Zyxel GS1900-8HP 802.1Q PVID Assignments
With this configuration, PC 1 and PC 2 can access the Internet but not each other. To add another device in the same VLAN as PC 1 or PC 2, configure the port as an untagged member of VLAN 2 and an untagged member of either VLAN 3 or 4, plus set the PVID to either VLAN 3 or 4.
Example 4: Cisco SG200-26
To perform the same configurations on a Cisco SG200-26 switch, which only supports 802.1Q, the approach is similar to Example 3. Simply create the desired VLANs, configure the interfaces as general and make all interfaces untagged members of the Internet VLAN. Then assign the appropriate interfaces as untagged members of their desired VLAN and, finally, assign PVIDs.
The screenshot below shows the VLAN port-types, VLAN assignments, and PVID assignments on the Cisco SG200-26. Notice in the Mode column that all three interfaces are configured as “General.” I used VLAN 4 for the Internet and VLANs 51 and 52 for PCs. A “U” after the VLAN ID indicates untagged, and a “P” after a VLAN ID indicates PVID.
Here’s a config summary of the below screenshot:
- Interface GE10 is connected to PC 1. Interface GE10 is an untagged member of VLAN 4 and 51 with a PVID of 51.
- Interface GE11 is connected to PC 2. Interface GE11 is an untagged member of VLAN 4 and 52 with a PVID of 52.
- Interface GE12 is connected to my router. Interface GE12 is an untagged member of VLAN 4, 51 and 52 with a PVID of 4.
Cisco SG200-26 802.1Q Configuration
With this configuration, PC 1 and PC 2 can access the Internet but not each other. To add another device in the same VLAN as PC 1 or PC 2, configure the switch interface as general, make it an untagged member of VLAN 4 and an untagged member of either VLAN 51 or 52 and set the interface PVID to either VLAN 51 or 52.
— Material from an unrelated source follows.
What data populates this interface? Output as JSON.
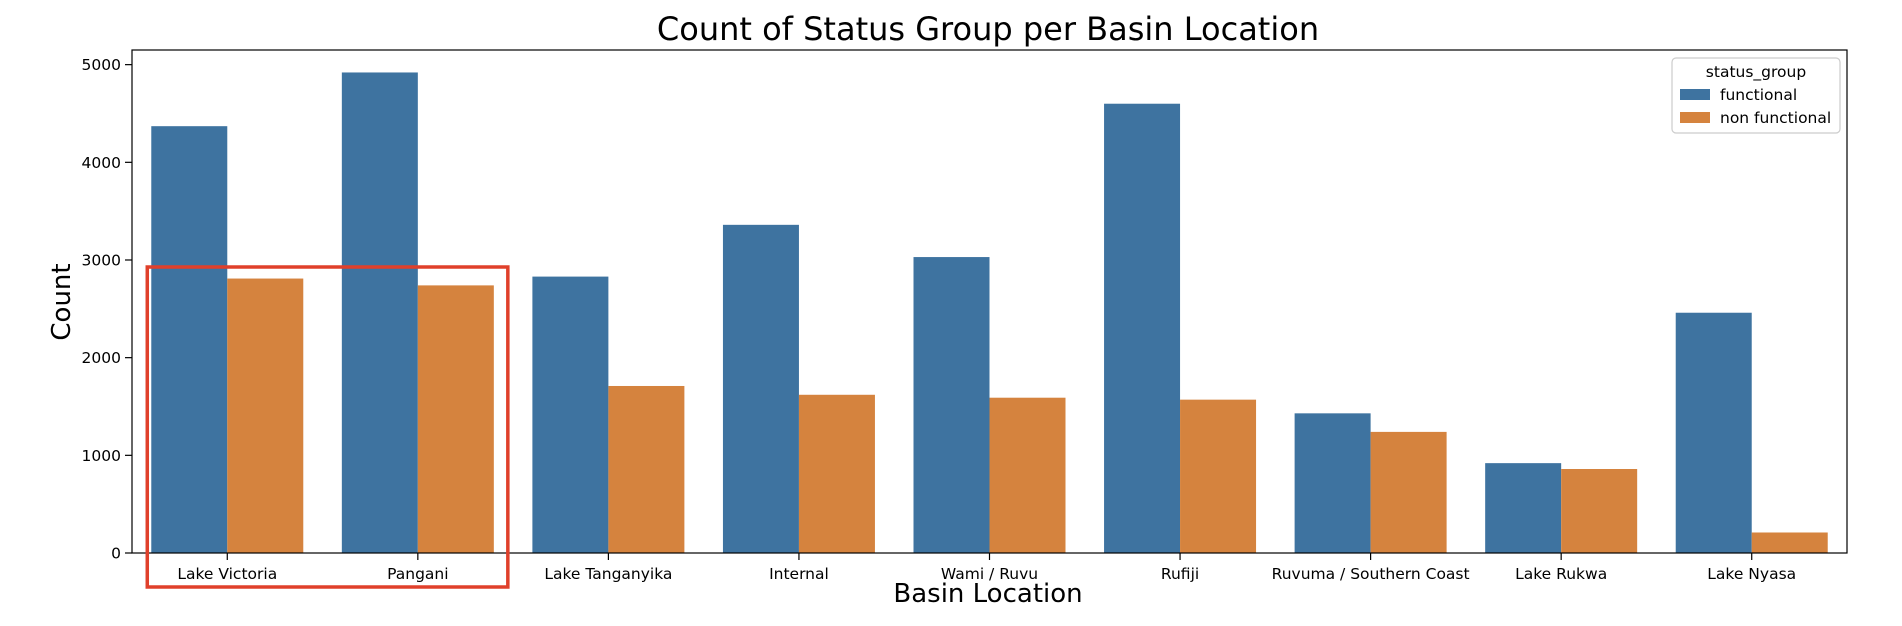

While this example was done on a Cisco SG200-26, the Cisco SG200-08 and SG200-08P use similar configurations.
In all the examples, all end devices are in the same IP address range (subnet) and the router doesn’t support VLANs. It is also interesting to note in Examples 2-4 using 802.1Q VLANs, we don’t actually use tagging, since we set all ports to be untagged members of the various VLANs.
If you look closely at the VLAN assignments in the port-based and 802.1Q examples, you can see that the router/Internet port is a member of all VLANs for both port-based and 802.1Q. The difference is the PC ports are members of only one VLAN in a port-based config, whereas PC ports are members of the Internet VLAN and their native VLAN in an 802.1Q config.
These examples are limited to segmenting a wired network using VLANs only on ports of a smart / managed switch. In a future article, I’ll cover how to use 802.1Q VLANs using ports on both a router and switch, as well as how to use 802.1Q VLANs to segment a wireless network.
Below is a table of switches I’ve used or reviewed that lists whether they support port-based and/or 802.1Q VLANs.
As you can see, only a few switches support port-based VLANs, yet all of them support 802.1Q VLANs. This is likely due to the fact that port-based VLANs aren’t standardized, thus there is limited interoperability between devices and limited functionality with port-based VLANs.
On the other hand, 802.1Q is a standard technology that is supported by most VLAN-capable switches. The bottom line, as shown in these examples, is you can use port-based or 802.1Q VLANs to segment any small network.